Ella no salió de su casa en tres semanas. No lo volvió a ver ni supo de él. Pero leyó el periódico, petrificada del horror. La primera plana mostraba el callejón, en donde habían encontrado una masa que pocos podían calificar como cuerpo. Su padre se lo había dicho, ignorando que ella había sido protagonista de esa historia. Un cuerpo, sin cara. El pobre hombre tuvo pesadillas dos días. Ella aún las tiene.
Poco a poco, los lugareños olvidaron la historia. Exceptuando al herrero, que cuando regresó fue para asistir al funeral de su hijo menor. Exceptuando a ella, que pasaba noches enteras sin poder dormir. Exceptuando a su padre que, cuando escuchó la historia desde la propia voz de la joven, se sintió morir y no pudo más que abrazarla. Eso y volverse su sombra.

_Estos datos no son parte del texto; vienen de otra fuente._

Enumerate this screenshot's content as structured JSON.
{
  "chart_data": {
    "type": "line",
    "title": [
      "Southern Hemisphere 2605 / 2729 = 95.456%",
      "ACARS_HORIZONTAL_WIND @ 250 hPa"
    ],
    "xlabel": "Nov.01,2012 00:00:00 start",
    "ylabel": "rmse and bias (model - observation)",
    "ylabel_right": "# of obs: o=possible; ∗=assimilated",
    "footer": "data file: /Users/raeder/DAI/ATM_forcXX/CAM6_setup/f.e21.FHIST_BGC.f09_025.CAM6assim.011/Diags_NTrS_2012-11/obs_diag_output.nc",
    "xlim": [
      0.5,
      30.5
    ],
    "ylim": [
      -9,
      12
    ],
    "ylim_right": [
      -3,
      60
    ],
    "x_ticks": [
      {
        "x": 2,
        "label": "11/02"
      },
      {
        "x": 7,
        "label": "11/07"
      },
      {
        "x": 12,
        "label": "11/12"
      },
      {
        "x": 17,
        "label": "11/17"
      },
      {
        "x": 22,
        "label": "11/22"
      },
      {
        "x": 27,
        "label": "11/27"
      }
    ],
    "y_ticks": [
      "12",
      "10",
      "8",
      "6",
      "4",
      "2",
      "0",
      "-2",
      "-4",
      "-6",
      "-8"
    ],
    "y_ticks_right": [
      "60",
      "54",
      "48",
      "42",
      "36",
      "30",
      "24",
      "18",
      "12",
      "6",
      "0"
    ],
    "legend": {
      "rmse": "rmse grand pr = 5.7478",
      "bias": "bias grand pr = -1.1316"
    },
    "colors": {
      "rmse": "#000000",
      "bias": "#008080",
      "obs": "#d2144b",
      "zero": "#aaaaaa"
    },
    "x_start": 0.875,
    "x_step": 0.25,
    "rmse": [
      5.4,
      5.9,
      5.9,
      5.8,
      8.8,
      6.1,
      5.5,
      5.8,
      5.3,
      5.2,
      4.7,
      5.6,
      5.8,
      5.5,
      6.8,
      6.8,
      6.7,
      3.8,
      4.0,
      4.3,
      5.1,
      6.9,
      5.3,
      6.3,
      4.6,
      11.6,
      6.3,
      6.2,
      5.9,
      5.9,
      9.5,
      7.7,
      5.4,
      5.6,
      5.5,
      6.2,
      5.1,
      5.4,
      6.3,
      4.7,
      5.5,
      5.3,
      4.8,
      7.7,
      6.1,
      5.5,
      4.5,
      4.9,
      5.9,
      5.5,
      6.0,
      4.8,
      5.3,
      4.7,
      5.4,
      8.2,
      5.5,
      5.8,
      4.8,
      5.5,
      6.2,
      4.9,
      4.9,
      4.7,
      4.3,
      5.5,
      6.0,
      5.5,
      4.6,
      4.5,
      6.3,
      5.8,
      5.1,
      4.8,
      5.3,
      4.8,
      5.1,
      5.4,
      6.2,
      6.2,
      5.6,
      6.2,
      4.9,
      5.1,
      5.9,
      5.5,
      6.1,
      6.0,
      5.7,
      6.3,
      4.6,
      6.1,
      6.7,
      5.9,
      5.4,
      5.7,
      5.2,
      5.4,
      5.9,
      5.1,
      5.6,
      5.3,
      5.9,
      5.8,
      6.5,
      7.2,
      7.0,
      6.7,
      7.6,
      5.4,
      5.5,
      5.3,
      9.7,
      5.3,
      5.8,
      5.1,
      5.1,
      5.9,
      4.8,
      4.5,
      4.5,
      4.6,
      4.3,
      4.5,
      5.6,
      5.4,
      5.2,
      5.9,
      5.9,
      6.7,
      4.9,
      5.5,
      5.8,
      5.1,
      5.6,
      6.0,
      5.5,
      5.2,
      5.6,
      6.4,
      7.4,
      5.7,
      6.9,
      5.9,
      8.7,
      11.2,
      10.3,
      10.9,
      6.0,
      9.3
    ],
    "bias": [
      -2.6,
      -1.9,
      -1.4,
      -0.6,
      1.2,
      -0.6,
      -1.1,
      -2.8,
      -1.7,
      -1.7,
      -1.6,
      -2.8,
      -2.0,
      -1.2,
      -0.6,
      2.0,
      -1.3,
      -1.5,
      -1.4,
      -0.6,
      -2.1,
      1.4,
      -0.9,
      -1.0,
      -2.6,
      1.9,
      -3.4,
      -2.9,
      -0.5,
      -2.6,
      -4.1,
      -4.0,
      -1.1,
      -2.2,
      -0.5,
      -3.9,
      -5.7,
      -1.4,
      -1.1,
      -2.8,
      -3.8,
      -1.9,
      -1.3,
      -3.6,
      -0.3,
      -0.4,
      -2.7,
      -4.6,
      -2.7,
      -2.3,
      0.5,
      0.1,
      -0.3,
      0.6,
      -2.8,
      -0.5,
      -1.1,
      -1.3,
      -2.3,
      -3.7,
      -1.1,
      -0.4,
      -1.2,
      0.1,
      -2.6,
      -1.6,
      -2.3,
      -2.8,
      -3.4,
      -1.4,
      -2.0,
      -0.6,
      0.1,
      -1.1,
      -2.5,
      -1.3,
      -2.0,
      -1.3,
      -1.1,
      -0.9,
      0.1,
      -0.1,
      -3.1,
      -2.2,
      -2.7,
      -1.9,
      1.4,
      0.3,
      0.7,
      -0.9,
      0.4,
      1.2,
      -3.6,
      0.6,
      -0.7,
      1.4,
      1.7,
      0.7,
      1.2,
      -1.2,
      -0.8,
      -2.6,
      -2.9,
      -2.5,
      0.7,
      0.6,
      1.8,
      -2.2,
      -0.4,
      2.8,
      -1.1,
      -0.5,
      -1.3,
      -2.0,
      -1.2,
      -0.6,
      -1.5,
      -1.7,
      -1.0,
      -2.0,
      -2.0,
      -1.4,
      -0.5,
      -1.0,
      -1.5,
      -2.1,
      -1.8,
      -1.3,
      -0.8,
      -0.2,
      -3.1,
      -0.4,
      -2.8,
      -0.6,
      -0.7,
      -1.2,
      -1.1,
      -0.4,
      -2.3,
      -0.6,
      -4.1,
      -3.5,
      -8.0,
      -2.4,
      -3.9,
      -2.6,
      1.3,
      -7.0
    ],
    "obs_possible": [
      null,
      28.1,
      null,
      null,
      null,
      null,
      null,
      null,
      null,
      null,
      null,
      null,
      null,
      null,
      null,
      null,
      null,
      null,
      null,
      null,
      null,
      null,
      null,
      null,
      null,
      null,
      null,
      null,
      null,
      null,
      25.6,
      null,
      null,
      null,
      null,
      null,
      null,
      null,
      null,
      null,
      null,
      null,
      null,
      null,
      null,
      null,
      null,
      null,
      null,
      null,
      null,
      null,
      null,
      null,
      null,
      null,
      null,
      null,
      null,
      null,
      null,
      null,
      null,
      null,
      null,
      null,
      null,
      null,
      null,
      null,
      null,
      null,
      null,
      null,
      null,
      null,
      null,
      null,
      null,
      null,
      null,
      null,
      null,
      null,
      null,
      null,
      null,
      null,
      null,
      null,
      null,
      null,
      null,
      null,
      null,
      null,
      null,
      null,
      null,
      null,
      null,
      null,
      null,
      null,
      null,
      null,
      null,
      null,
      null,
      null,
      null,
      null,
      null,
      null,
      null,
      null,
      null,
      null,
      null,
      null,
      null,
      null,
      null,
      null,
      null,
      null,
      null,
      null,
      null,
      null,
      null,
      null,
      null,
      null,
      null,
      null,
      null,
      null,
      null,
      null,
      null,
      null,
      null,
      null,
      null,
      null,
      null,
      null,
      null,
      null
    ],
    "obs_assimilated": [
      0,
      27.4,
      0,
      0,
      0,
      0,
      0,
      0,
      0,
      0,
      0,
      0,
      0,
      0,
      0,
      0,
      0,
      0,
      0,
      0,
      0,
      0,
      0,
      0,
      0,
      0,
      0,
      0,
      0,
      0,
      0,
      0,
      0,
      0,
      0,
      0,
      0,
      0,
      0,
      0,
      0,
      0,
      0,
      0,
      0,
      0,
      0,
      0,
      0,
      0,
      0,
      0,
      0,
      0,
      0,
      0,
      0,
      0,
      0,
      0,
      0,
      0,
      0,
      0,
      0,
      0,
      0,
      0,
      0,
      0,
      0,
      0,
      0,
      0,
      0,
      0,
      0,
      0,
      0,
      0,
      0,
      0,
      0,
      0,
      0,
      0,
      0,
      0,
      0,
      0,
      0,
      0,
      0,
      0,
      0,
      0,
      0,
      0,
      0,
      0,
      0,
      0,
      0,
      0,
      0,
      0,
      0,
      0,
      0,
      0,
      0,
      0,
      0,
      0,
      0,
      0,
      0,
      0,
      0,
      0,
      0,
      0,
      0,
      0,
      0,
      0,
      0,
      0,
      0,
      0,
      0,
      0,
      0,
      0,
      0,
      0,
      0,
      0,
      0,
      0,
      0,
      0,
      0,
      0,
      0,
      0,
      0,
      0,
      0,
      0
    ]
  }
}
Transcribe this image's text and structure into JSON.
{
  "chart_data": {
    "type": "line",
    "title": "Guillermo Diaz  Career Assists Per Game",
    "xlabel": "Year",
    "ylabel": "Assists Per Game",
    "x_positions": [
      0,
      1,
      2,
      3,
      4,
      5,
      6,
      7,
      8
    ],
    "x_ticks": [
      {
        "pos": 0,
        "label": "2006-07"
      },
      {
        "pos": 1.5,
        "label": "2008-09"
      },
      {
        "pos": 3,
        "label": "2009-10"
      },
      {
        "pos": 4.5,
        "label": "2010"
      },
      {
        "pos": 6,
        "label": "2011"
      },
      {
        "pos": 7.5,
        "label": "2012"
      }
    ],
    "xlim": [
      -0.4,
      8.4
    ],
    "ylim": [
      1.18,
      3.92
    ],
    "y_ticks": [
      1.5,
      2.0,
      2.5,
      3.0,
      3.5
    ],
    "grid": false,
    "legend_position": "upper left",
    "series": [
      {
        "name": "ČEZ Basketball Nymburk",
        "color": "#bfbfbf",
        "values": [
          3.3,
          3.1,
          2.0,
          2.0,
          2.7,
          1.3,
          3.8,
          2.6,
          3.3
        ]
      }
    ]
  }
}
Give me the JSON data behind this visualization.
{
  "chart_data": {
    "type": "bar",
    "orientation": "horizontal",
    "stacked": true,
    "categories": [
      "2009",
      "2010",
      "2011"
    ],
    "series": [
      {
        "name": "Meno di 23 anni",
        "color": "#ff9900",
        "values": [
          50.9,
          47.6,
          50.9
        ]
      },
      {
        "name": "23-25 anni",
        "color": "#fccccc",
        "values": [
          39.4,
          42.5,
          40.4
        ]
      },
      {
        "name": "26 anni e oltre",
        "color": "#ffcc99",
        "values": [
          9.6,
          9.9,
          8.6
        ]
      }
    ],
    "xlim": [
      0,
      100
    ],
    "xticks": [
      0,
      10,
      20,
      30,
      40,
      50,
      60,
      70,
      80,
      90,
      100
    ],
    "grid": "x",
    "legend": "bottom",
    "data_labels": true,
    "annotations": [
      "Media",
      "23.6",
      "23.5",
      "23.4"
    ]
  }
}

Exceptuándolo a él. Que huyó. Se desvaneció, igual que su nombre. No lo buscarían, estaba seguro; pero ya no podía regresar con ella. Se sentía diferente. Ya no era él. Dejó, olvidó su nombre. Viajó por toda Italia. Y descubrió su amor enfermizo por la sangre. La sangre y claro...las caras. Descubrió la pasión de su nuevo trabajo, le gustó. Lo hizo una vez más. Diez. Quizás treinta, no lo supo, nunca las contó. Pero las guardaba, como recuerdo de lo que algún día fue. Un día gris, como todos los que le siguieron. Y entonces, sólo entonces, fue conocido una vez más. Entonces olvidó su nombre, y nació Death Mask.